Dirigimo-nos a Vossa Excelência por gerir uma entidade pública que se tem distinguido a nível nacional no meio académico e da investigação. E fazemo-lo enquanto núcleo regional de uma associação nacional bem conhecida, a Quercus, mas da qual realçamos a característica bem vincada do nosso trabalho voluntário em prol da defesa do Ambiente, no seu sentido mais lato. Em Aveiro, como um pouco por todos os distritos de Portugal, somos algumas das pessoas que transportam o peso da participação cívica no campo da ecologia, como outros o fazem no desporto ou na cultura. É por isso que aparecemos a defender causas onde a questão ambiental se coloca, como é o caso do Parque de Ciência e Inovação.

Não será este um assunto da exclusiva competência da Universidade de Aveiro, uma vez que não é o único membro da empresa PCI-SA, promotora do projeto, mas não podemos deixar de tomar uma posição clara acerca dos impactos negativos que o Parque de Ciência e Inovação (PCI) causará ao ser instalado na zona prevista – na Coutada, em Ílhavo. Se assim for, será a maior asneira ambiental que se quer fazer em todo o distrito de Aveiro, não pela ideia de um parque deste género que, além do mais, tem pouco de inovador, pois existem vários em Portugal e um pouco por todo o mundo, mas devido à localização escolhida.

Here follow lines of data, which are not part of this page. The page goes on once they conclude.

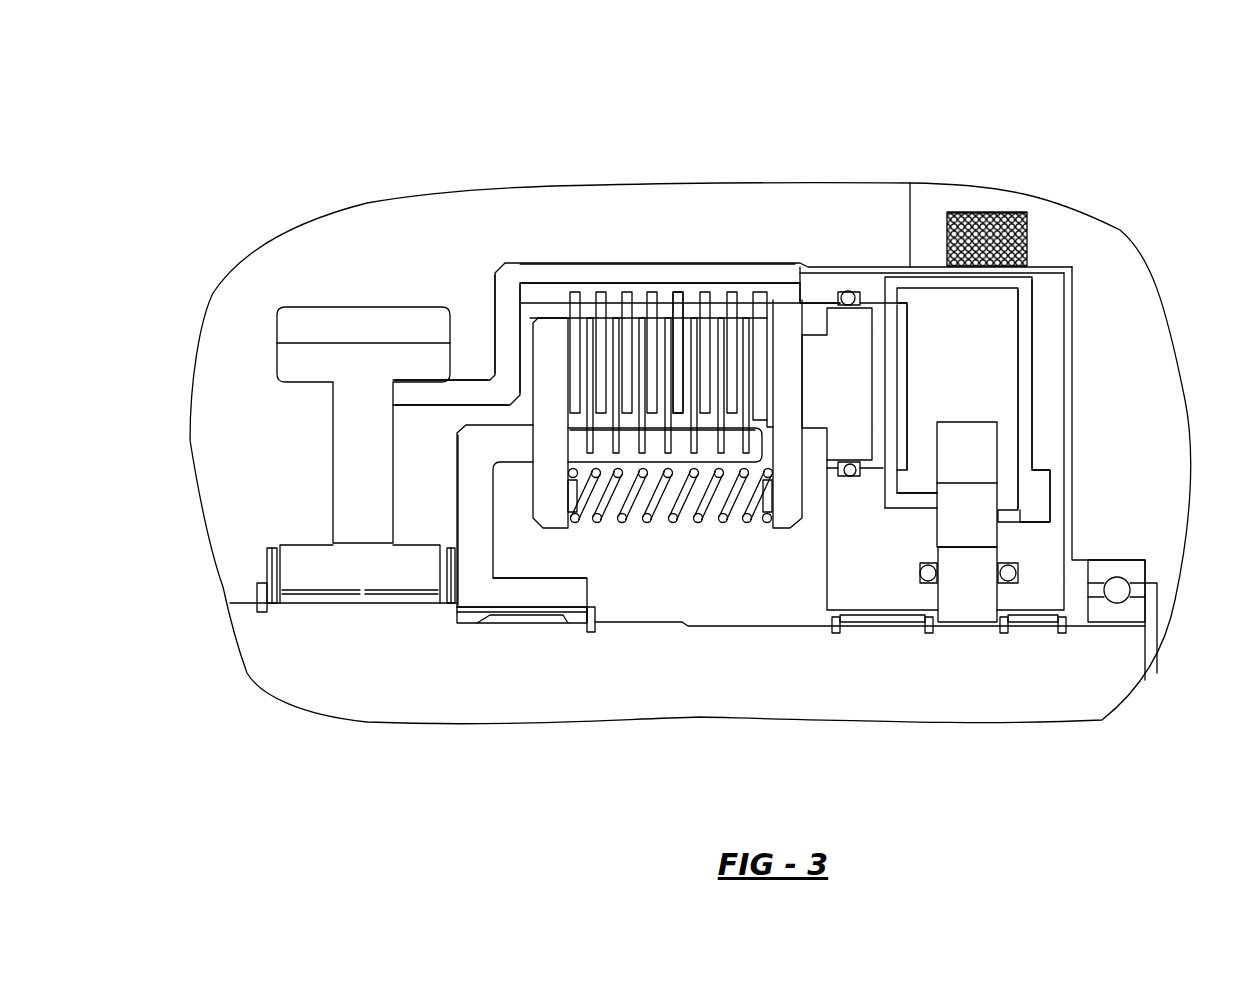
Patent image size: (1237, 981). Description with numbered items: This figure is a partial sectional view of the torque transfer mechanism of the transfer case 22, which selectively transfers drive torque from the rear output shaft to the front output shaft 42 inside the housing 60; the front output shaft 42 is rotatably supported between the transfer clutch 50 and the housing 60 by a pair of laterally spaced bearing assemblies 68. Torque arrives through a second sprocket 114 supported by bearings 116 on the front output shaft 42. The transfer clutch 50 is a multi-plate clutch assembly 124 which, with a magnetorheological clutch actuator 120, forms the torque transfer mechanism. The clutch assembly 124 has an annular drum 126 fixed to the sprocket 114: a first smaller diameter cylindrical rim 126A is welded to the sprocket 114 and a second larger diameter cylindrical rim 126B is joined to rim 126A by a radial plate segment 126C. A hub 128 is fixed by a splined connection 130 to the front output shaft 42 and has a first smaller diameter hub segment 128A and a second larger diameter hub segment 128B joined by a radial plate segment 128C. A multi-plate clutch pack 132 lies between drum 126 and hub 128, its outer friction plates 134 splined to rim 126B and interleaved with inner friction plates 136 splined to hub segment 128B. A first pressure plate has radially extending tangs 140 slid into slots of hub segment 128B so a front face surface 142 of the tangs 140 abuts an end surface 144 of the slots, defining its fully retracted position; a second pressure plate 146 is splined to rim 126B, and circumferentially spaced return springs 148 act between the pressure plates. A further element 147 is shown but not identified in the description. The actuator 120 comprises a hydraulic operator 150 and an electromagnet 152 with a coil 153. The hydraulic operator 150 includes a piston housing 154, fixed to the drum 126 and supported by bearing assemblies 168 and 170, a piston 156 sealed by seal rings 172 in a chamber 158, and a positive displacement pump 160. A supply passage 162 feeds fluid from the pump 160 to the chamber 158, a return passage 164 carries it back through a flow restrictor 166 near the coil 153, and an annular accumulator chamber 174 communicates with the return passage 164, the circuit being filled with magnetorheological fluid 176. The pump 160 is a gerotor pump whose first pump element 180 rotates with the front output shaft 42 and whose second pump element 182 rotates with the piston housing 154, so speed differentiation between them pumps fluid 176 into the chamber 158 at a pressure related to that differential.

The transfer case 22 is at (978, 108).
The front output shaft 42 is at (277, 648).
The transfer clutch 50 is at (727, 607).
The housing 60 is at (1163, 530).
The bearing assemblies 68 is at (1133, 572).
The second sprocket 114 is at (353, 458).
The bearings 116 is at (318, 595).
The magnetorheological clutch actuator 120 is at (866, 212).
The multi-plate clutch assembly 124 is at (618, 248).
The annular drum 126 is at (696, 271).
The first smaller diameter cylindrical rim 126A is at (423, 390).
The second larger diameter cylindrical rim 126B is at (553, 277).
The radial plate segment 126C is at (508, 368).
The hub 128 is at (491, 523).
The first smaller diameter hub segment 128A is at (522, 600).
The second larger diameter hub segment 128B is at (600, 450).
The radial plate segment 128C is at (473, 510).
The splined connection 130 is at (518, 618).
The multi-plate clutch pack 132 is at (678, 295).
The outer friction plates 134 is at (583, 312).
The inner friction plates 136 is at (587, 425).
The tangs 140 is at (540, 480).
The front face surface 142 is at (541, 452).
The end surface 144 is at (540, 445).
The second pressure plate 146 is at (790, 497).
The end post 147 is at (760, 300).
The return springs 148 is at (697, 520).
The hydraulic operator 150 is at (832, 258).
The electromagnet 152 is at (980, 213).
The coil 153 is at (1012, 223).
The piston housing 154 is at (1048, 317).
The piston 156 is at (870, 456).
The chamber 158 is at (900, 368).
The positive displacement pump 160 is at (967, 608).
The supply passage 162 is at (902, 502).
The return passage 164 is at (1025, 382).
The flow restrictor 166 is at (983, 288).
The bearing assembly 168 is at (862, 618).
The bearing assembly 170 is at (1035, 617).
The seal rings 172 is at (848, 298).
The annular accumulator chamber 174 is at (505, 515).
The magnetorheological fluid 176 is at (890, 407).
The first pump element 180 is at (967, 584).
The second pump element 182 is at (967, 484).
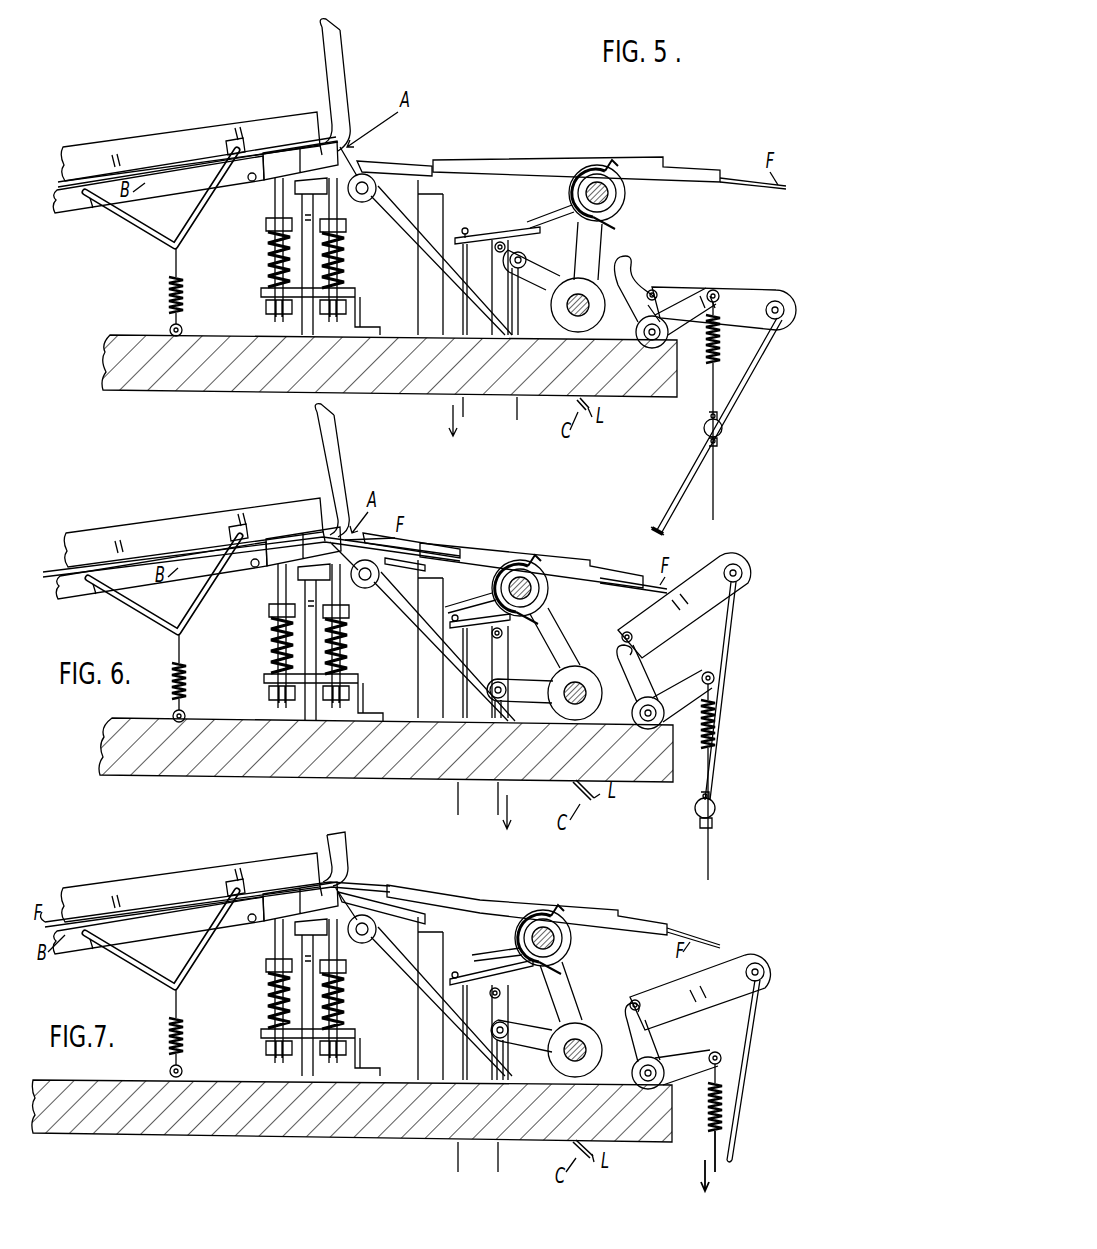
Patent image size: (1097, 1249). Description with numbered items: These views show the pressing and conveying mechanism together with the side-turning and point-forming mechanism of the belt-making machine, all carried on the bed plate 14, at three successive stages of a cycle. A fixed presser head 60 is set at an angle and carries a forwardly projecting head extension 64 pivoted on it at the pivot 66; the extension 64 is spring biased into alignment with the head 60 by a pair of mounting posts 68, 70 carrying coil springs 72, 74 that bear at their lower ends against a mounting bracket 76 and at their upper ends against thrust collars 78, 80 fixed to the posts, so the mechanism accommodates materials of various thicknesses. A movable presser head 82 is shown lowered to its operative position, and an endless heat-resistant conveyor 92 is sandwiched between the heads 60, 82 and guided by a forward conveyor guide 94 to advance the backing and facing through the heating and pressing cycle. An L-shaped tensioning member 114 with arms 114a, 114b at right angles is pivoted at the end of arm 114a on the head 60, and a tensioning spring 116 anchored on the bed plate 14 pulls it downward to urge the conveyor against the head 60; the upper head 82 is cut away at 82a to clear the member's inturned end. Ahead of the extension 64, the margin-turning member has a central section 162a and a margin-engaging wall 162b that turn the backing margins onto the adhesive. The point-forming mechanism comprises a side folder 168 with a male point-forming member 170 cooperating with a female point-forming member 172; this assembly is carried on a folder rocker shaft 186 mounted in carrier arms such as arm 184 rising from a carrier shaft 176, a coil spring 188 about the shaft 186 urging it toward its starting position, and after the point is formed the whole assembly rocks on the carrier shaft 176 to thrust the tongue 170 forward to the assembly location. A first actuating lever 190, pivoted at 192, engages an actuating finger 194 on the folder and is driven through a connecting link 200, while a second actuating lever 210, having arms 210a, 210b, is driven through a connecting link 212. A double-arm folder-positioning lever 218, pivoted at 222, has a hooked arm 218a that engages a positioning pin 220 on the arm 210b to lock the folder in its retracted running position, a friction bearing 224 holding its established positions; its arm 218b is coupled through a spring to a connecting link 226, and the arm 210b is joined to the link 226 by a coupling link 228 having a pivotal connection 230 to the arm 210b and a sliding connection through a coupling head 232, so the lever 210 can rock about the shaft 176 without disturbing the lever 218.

In FIG. 5, the bed plate 14 is at (145, 382).
In FIG. 6, the bed plate 14 is at (100, 764).
In FIG. 7, the bed plate 14 is at (92, 1130).
In FIG. 5, the fixed presser head 60 is at (68, 208).
In FIG. 6, the fixed presser head 60 is at (155, 583).
In FIG. 7, the fixed presser head 60 is at (148, 946).
In FIG. 5, the head extension 64 is at (290, 152).
In FIG. 6, the head extension 64 is at (303, 538).
In FIG. 7, the head extension 64 is at (299, 893).
In FIG. 5, the pivot 66 is at (250, 181).
In FIG. 6, the pivot 66 is at (241, 580).
In FIG. 7, the pivot 66 is at (234, 938).
In FIG. 5, the mounting post 68 is at (270, 205).
In FIG. 6, the mounting post 68 is at (268, 636).
In FIG. 7, the mounting post 68 is at (263, 991).
In FIG. 5, the mounting post 70 is at (345, 262).
In FIG. 6, the mounting post 70 is at (333, 672).
In FIG. 7, the mounting post 70 is at (348, 1001).
In FIG. 5, the coil spring 72 is at (268, 262).
In FIG. 6, the coil spring 72 is at (262, 645).
In FIG. 7, the coil spring 72 is at (258, 1000).
In FIG. 5, the coil spring 74 is at (345, 282).
In FIG. 6, the coil spring 74 is at (364, 646).
In FIG. 7, the coil spring 74 is at (360, 1013).
In FIG. 5, the mounting bracket 76 is at (262, 293).
In FIG. 6, the mounting bracket 76 is at (303, 696).
In FIG. 7, the mounting bracket 76 is at (298, 1048).
In FIG. 5, the thrust collar 78 is at (266, 230).
In FIG. 6, the thrust collar 78 is at (250, 629).
In FIG. 7, the thrust collar 78 is at (245, 975).
In FIG. 5, the thrust collar 80 is at (344, 236).
In FIG. 6, the thrust collar 80 is at (350, 636).
In FIG. 7, the thrust collar 80 is at (348, 991).
In FIG. 5, the movable presser head 82 is at (155, 135).
In FIG. 6, the movable presser head 82 is at (193, 530).
In FIG. 7, the movable presser head 82 is at (190, 881).
In FIG. 5, the cut away 82a is at (234, 138).
In FIG. 6, the cut away 82a is at (218, 530).
In FIG. 7, the cut away 82a is at (219, 868).
In FIG. 5, the endless conveyor 92 is at (63, 158).
In FIG. 6, the endless conveyor 92 is at (50, 540).
In FIG. 7, the endless conveyor 92 is at (92, 900).
In FIG. 5, the forward conveyor guide 94 is at (328, 62).
In FIG. 6, the forward conveyor guide 94 is at (339, 443).
In FIG. 7, the forward conveyor guide 94 is at (346, 850).
In FIG. 5, the L-shaped tensioning member 114 is at (159, 241).
In FIG. 6, the L-shaped tensioning member 114 is at (164, 591).
In FIG. 7, the L-shaped tensioning member 114 is at (154, 947).
In FIG. 5, the arm 114a is at (125, 222).
In FIG. 6, the arm 114a is at (101, 614).
In FIG. 7, the arm 114a is at (86, 966).
In FIG. 5, the arm 114b is at (203, 208).
In FIG. 6, the arm 114b is at (215, 623).
In FIG. 7, the arm 114b is at (200, 996).
In FIG. 5, the tensioning spring 116 is at (168, 296).
In FIG. 6, the tensioning spring 116 is at (159, 678).
In FIG. 7, the tensioning spring 116 is at (149, 1033).
In FIG. 5, the central section 162a is at (369, 205).
In FIG. 6, the central section 162a is at (435, 646).
In FIG. 7, the central section 162a is at (426, 1001).
In FIG. 5, the margin-engaging wall 162b is at (368, 176).
In FIG. 6, the margin-engaging wall 162b is at (397, 548).
In FIG. 7, the margin-engaging wall 162b is at (334, 920).
In FIG. 5, the side folder 168 is at (495, 158).
In FIG. 6, the side folder 168 is at (482, 545).
In FIG. 7, the side folder 168 is at (462, 897).
In FIG. 5, the male point-forming member 170 is at (440, 158).
In FIG. 6, the male point-forming member 170 is at (315, 556).
In FIG. 7, the male point-forming member 170 is at (413, 869).
In FIG. 5, the female point-forming member 172 is at (418, 163).
In FIG. 6, the female point-forming member 172 is at (446, 548).
In FIG. 7, the female point-forming member 172 is at (380, 892).
In FIG. 5, the carrier shaft 176 is at (418, 310).
In FIG. 6, the carrier shaft 176 is at (418, 688).
In FIG. 7, the carrier shaft 176 is at (418, 1050).
In FIG. 5, the carrier arm 184 is at (597, 165).
In FIG. 6, the carrier arm 184 is at (540, 572).
In FIG. 7, the carrier arm 184 is at (540, 912).
In FIG. 5, the folder rocker shaft 186 is at (608, 195).
In FIG. 6, the folder rocker shaft 186 is at (520, 577).
In FIG. 7, the folder rocker shaft 186 is at (555, 932).
In FIG. 5, the coil spring 188 is at (578, 168).
In FIG. 6, the coil spring 188 is at (532, 560).
In FIG. 7, the coil spring 188 is at (548, 915).
In FIG. 5, the first actuating lever 190 is at (478, 232).
In FIG. 6, the first actuating lever 190 is at (448, 624).
In FIG. 7, the first actuating lever 190 is at (456, 972).
In FIG. 5, the pivot 192 is at (498, 253).
In FIG. 6, the pivot 192 is at (492, 637).
In FIG. 7, the pivot 192 is at (490, 995).
In FIG. 5, the actuating finger 194 is at (530, 222).
In FIG. 6, the actuating finger 194 is at (455, 598).
In FIG. 7, the actuating finger 194 is at (478, 950).
In FIG. 5, the connecting link 200 is at (467, 420).
In FIG. 6, the connecting link 200 is at (458, 800).
In FIG. 7, the connecting link 200 is at (456, 1158).
In FIG. 5, the second actuating lever 210 is at (555, 300).
In FIG. 6, the second actuating lever 210 is at (545, 680).
In FIG. 7, the second actuating lever 210 is at (548, 1022).
In FIG. 5, the lever arm 210a is at (543, 272).
In FIG. 6, the lever arm 210a is at (490, 692).
In FIG. 7, the lever arm 210a is at (492, 1040).
In FIG. 5, the arm 210b is at (778, 292).
In FIG. 6, the arm 210b is at (755, 575).
In FIG. 7, the arm 210b is at (752, 952).
In FIG. 5, the connecting link 212 is at (519, 420).
In FIG. 6, the connecting link 212 is at (497, 810).
In FIG. 7, the connecting link 212 is at (496, 1158).
In FIG. 5, the folder-positioning lever 218 is at (632, 257).
In FIG. 6, the folder-positioning lever 218 is at (652, 671).
In FIG. 7, the folder-positioning lever 218 is at (689, 1054).
In FIG. 5, the arm 218a is at (640, 262).
In FIG. 6, the arm 218a is at (620, 645).
In FIG. 7, the arm 218a is at (632, 1003).
In FIG. 5, the arm 218b is at (714, 290).
In FIG. 6, the arm 218b is at (708, 670).
In FIG. 7, the arm 218b is at (715, 1050).
In FIG. 5, the positioning pin 220 is at (656, 291).
In FIG. 6, the positioning pin 220 is at (629, 632).
In FIG. 7, the positioning pin 220 is at (640, 1000).
In FIG. 5, the pivot 222 is at (651, 349).
In FIG. 6, the pivot 222 is at (648, 731).
In FIG. 7, the pivot 222 is at (647, 1090).
In FIG. 5, the friction bearing 224 is at (708, 360).
In FIG. 6, the friction bearing 224 is at (716, 718).
In FIG. 7, the friction bearing 224 is at (722, 1115).
In FIG. 5, the connecting link 226 is at (715, 502).
In FIG. 6, the connecting link 226 is at (711, 890).
In FIG. 7, the connecting link 226 is at (708, 1161).
In FIG. 5, the coupling link 228 is at (752, 366).
In FIG. 6, the coupling link 228 is at (735, 626).
In FIG. 7, the coupling link 228 is at (750, 1032).
In FIG. 5, the pivotal connection 230 is at (780, 320).
In FIG. 6, the pivotal connection 230 is at (740, 566).
In FIG. 7, the pivotal connection 230 is at (764, 970).
In FIG. 5, the coupling head 232 is at (723, 431).
In FIG. 6, the coupling head 232 is at (716, 804).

Posto isto, e para que se aclarem as situações nas quais pensamos que a Universidade deve refletir e agir, solicitamos a melhor atenção de Vossa Excelência para as seguintes questões:

1 – Ria de Aveiro – um ex-libris da região, uma área com reconhecida importância para a conservação da natureza. As margens da Ria de Aveiro são zonas apetecíveis para a fixação de atividades humanas. Nalguns concelhos, mais do que noutros, tem sido possível impedir o crescimento de estruturas arquitetónicas ligadas a indústrias, serviços ou simplesmente habitações particulares. Sendo verdade que nos planos da empresa PCI–SA não se prevê a edificação mesmo em cima das margens da Ria, estão previstos edifícios com apreciável impacto visual e ambiental. Mas está também prevista a abertura de novos acessos às margens, o que é desaconselhado em termos de conservação da Natureza há já muitos anos por vários estudos efetuados. É que se, por um lado, podemos concordar que é benéfico para as espécies selvagens que sejam observáveis em termos de turismo de natureza e educação ambiental, não podemos deixar de pensar que se abrem as portas para atentados e vandalismo, ao mesmo tempo que se aumenta a área em que é importante uma maior fiscalização numa época em que cada vez mais há problemas para ter uma boa vigilância devido aos cortes orçamentais. Resumindo, a infraestrutura prevista vai exercer uma enorme pressão nas áreas circundantes a todos os níveis: visual, ambiental, rodoviária e populacional.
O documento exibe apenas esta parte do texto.